All of lore.kernel.org
 help / color / mirror / Atom feed
From: Karl Relton <karllinuxtest.relton@ntlworld.com>
To: David Herrmann <dh.herrmann@gmail.com>
Cc: linux-bluetooth@vger.kernel.org
Subject: Re: hidp_get_raw_report source of 5 second delay in device removal
Date: Wed, 20 Feb 2013 17:17:21 +0000	[thread overview]
Message-ID: <1361380641.5261.11.camel@dellpc> (raw)
In-Reply-To: <CANq1E4Q+etVLVL6OxWdC=N+aodvS5sqjKY3ZqJwoGM5gCjdEFw@mail.gmail.com>

On Wed, 2013-02-20 at 16:44 +0100, David Herrmann wrote:
> >
> > The first patch is critical, the second makes everything neat and tidy.
> 
> I'm confused. I think the second one is critical, not the first one,
> right? At least according to the list above. Anyway, both bugs are
> known and need to be fixed. I reviewed both of your patches and the
> second one needs major rework as I think it's the wrong fix.
> 

Well its semantics and one's point of view. The 5 second delay is a big
hit ... and can have other side effects such as making hidp_session race
against the sock structure eventually being orphaned (which leads to a
kernel OOPS). Anyway - at least we are both on the same page now.
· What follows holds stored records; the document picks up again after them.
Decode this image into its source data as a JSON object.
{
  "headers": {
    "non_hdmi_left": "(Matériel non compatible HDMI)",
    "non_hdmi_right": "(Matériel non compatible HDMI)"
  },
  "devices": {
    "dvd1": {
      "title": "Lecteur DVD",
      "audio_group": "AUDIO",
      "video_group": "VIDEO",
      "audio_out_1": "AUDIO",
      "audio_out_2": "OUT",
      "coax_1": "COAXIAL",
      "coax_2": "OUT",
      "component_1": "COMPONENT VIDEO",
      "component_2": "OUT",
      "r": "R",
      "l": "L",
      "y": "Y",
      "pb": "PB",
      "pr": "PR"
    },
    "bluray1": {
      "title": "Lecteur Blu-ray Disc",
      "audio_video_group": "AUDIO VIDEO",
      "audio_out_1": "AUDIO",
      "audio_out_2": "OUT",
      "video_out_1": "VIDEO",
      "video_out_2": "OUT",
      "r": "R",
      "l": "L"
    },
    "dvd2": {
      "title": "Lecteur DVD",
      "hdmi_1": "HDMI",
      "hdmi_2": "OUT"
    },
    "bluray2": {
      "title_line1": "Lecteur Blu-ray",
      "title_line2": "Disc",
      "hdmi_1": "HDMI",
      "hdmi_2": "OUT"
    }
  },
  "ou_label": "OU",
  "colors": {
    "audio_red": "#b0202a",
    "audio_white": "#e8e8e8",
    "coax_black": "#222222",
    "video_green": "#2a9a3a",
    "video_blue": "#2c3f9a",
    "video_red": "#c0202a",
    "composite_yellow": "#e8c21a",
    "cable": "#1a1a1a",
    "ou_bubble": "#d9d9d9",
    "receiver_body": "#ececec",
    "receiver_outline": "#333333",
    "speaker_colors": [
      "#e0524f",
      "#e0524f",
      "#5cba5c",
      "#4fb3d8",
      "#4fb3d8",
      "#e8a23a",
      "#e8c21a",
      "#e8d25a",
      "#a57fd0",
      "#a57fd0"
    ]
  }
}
> Some minor comments below:
> 
> > Feb 20 09:31:15 laptop2 kernel: [  334.375756] hci_chan_del: hci0 hcon e000bc00 chan e00d7dc0
> > *** the l2cap_disonn_cfm/l2cap_chan_del above triggers the hidp_session
> > *** thread, so hidp_session can now fall out its main loop.
> > *** hidp_session then does hid_destroy_device(), which through code in the power_supply
> > *** part of the kernel invokes a battery status lookup which requires a call to hidp_get_raw_report
> 
> Yeah, same procedure applies to device-unplug. The calltrace is
> totally valid and understandable. Your "atomic_inc(&hidp->terminate)"
> patch fixes this problem properly.
> 

Yep - I'll resend with your comment there taken on board.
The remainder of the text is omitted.